Decoration - Colour Schemes

Colour Schemes will enchance your home. © Michelle Chaplow
Colour Schemes will enchance your home.

Colour Schemes

Colour is one of the simplest and least expensive ways to transform your Andalusian home into the dwelling of your dreams. And you might take a tip from the natives and go with Mediterranean favourites as these have been proven to perform under a strong sun: the sea-inspired ultramarine, the mustard tones so popular here, deep terracottas, watermelon and, of course, that brilliant white that promises to ward off heat as it stands against a sapphire sky.

Very likely you will arrive in southern Spain embedded with a different colour scheme, one that worked well for you under the light of another lattitude. Begin to open your mind to new colours by consciously exploring the new schemes that surround you here. It is also helpful to invest in a few Spanish home decorating magazines; even if you don't understand the text, you can absorb much information from the images. Finally, a brief introduction to the science of colour combination can help you make sense of what you see and, eventually, to incorporate it into a home decoration plan that combines local colour in ways that appeal to your personal taste.

Monochromatic Colour Schemes
One of the simplest formulas for working with colours is the monochromatic, or single colour, scheme. This is where you look at a colour wheel - available for consultation at any store where paint is sold - and choose a single colour that appeals to you. Zeroing in on this colour, you begin to decorate using a variety of darker and lighter shades. In Andalusian terms this might involve mustard yellow - or Seville yellow, as it is known here - for sofas and chairs. Walls could be painted in a much lighter shade of of this muted colour, while throw pillows, curtains and other accessories stand out in darker, almost brown tones.

Monochromatic colour schemes are known by colour psychologists to be among the most relaxing schemes. However, they can relax to the point of boredom and this is where help from the next formula comes in.



Complementary Colour Schemes
Confusingly, complementary colours are actually contrasting colours. These are colours that stand opposite each other on a colour wheel, and they can be overwhelming when they are set side by side at full intensity - bright red and green, for example. However, when lighter or muted shades of contrasting colours are chosen, the results can be very complementary indeed.

The is the effect achieved when certain shades of blue are combined with yellow, one of the most popular colour schemes found in Andalusian ceramics. Incidentally, this delightful pottery, especially when blue predominates, looks very nice in a room painted in a light to medium shade of Seville yellow.

Other Colour Schemes
Using either the mochromatic or complementary formula you can create any number of ambiences in your home. But there are other ways to use the colour wheel as well. For example, you can choose two colours that appear next to each other on the wheel and expand into an infinite number of shades of each of these if you wish. Another possibility is to work with two complementary colours and then factor in a colour that sits next to either of these on the wheel. And if that isn't enough to inspire, then find the colour you are wishing to work with and locate the two colours that sit an equal distance away from it on the colour wheel - you might find some surprisingly nice companions.

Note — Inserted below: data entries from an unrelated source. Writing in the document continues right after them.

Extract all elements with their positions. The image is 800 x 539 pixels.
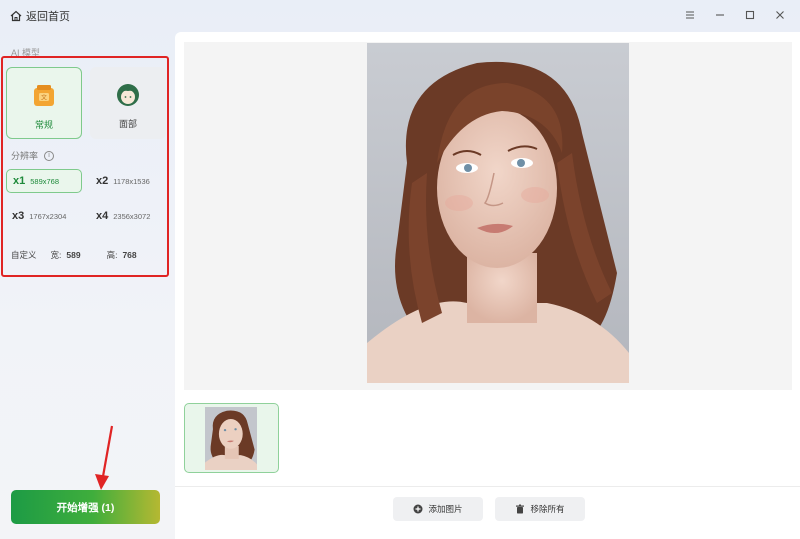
bottom-divider <box>175 486 800 487</box>
custom-width-value[interactable]: 589 <box>66 250 80 260</box>
resolution-dimensions: 2356x3072 <box>113 211 151 221</box>
model-card-face[interactable]: 面部 <box>90 67 166 139</box>
title-bar: 返回首页 <box>0 0 800 32</box>
resolution-dimensions: 1178x1536 <box>113 176 150 186</box>
remove-all-label: 移除所有 <box>530 504 565 514</box>
home-icon <box>10 10 22 22</box>
general-icon: 文 <box>34 85 54 106</box>
resolution-option-x1[interactable]: x1 589x768 <box>6 169 82 193</box>
info-icon[interactable]: i <box>44 150 55 161</box>
trash-icon <box>516 504 525 514</box>
resolution-option-x2[interactable]: x2 1178x1536 <box>90 169 166 193</box>
main-panel: 添加图片 移除所有 <box>175 32 800 539</box>
add-image-button[interactable]: 添加图片 <box>393 497 483 521</box>
image-preview <box>184 42 792 390</box>
custom-label: 自定义 <box>11 250 37 260</box>
model-card-general[interactable]: 文 常规 <box>6 67 82 139</box>
model-label-face: 面部 <box>118 119 137 129</box>
minimize-icon[interactable] <box>712 6 728 24</box>
thumbnail-photo <box>205 407 257 470</box>
maximize-icon[interactable] <box>742 6 758 24</box>
sidebar: AI 模型 文 常规 面部 分辨率 i x1 589x768 x2 1178x1… <box>0 32 172 539</box>
resolution-label: 分辨率 i <box>11 149 55 162</box>
red-arrow-annotation <box>95 425 114 490</box>
home-label: 返回首页 <box>26 11 70 23</box>
custom-height-label: 高: <box>106 250 118 260</box>
resolution-option-x4[interactable]: x4 2356x3072 <box>90 204 166 228</box>
custom-size-row: 自定义 宽: 589 高: 768 <box>11 249 137 261</box>
custom-width-label: 宽: <box>50 250 62 260</box>
model-label-general: 常规 <box>34 120 53 130</box>
resolution-dimensions: 589x768 <box>30 176 60 186</box>
add-circle-icon <box>413 504 423 514</box>
menu-icon[interactable] <box>682 6 698 24</box>
resolution-dimensions: 1767x2304 <box>29 211 67 221</box>
resolution-option-x3[interactable]: x3 1767x2304 <box>6 204 82 228</box>
start-enhance-button[interactable]: 开始增强 (1) <box>11 490 160 524</box>
svg-text:文: 文 <box>41 94 47 102</box>
resolution-multiplier: x3 <box>12 210 25 222</box>
home-link[interactable]: 返回首页 <box>10 8 70 24</box>
close-icon[interactable] <box>772 6 788 24</box>
resolution-label-text: 分辨率 <box>11 151 39 161</box>
resolution-multiplier: x2 <box>96 175 109 187</box>
thumbnail-item[interactable] <box>184 403 279 473</box>
app-window: 返回首页 AI 模型 文 常规 面部 分辨率 i x1 589x768 x2 1… <box>0 0 800 539</box>
remove-all-button[interactable]: 移除所有 <box>495 497 585 521</box>
face-icon <box>117 84 139 106</box>
resolution-multiplier: x1 <box>13 175 26 187</box>
preview-photo <box>367 43 629 383</box>
custom-height-value[interactable]: 768 <box>122 250 136 260</box>
add-image-label: 添加图片 <box>428 504 463 514</box>
resolution-multiplier: x4 <box>96 210 109 222</box>
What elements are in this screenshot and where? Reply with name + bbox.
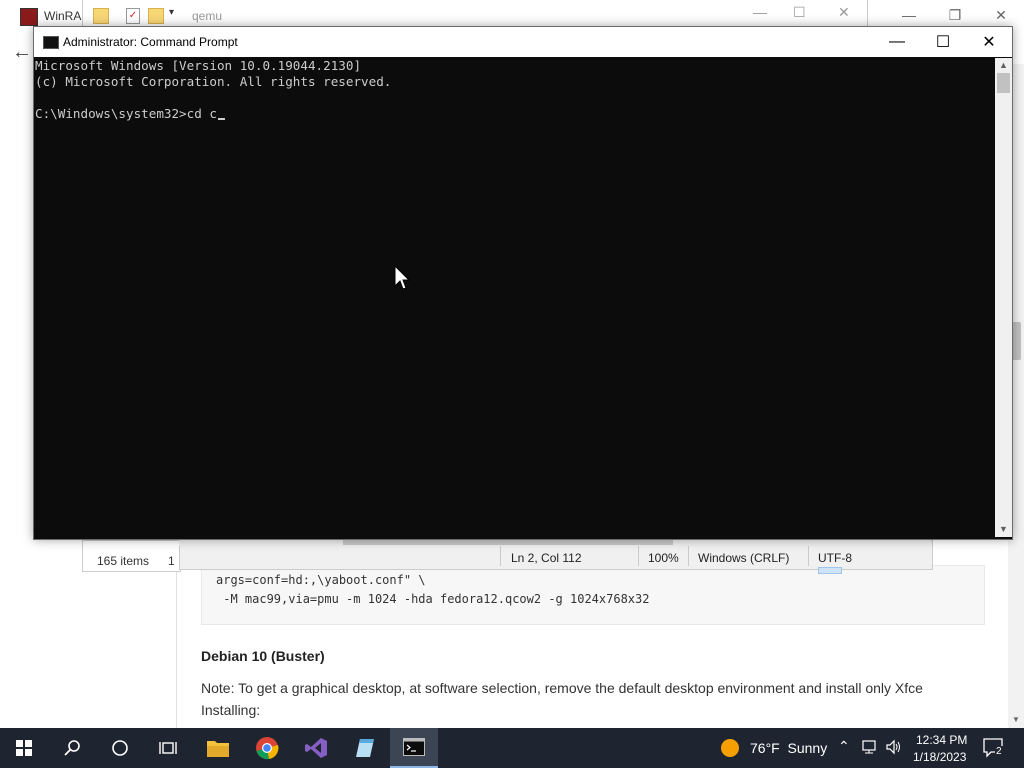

To improve your skill at working with colour, spend time analysing your favourite home decoration images in books and magazines. Try to identify the colour scheme used in order to better understand the dynamics of combining shades from various parts of the colour wheel. An excellent book to help you further develop your colour savvy is Colour in Decoration by Annie Sloan and Kate Gwynn.

Always remember though, that the light in southern Spain is especially intense and will affect the ambience created by the colours you choose. Therefore, before venturing into new colours - especially those you don't see commonly used in local decoration - gather samples of fabric, paint, tile and other materials in order to live with your potential choice for at least a few days before deciding whether or not to dive in and start decorating.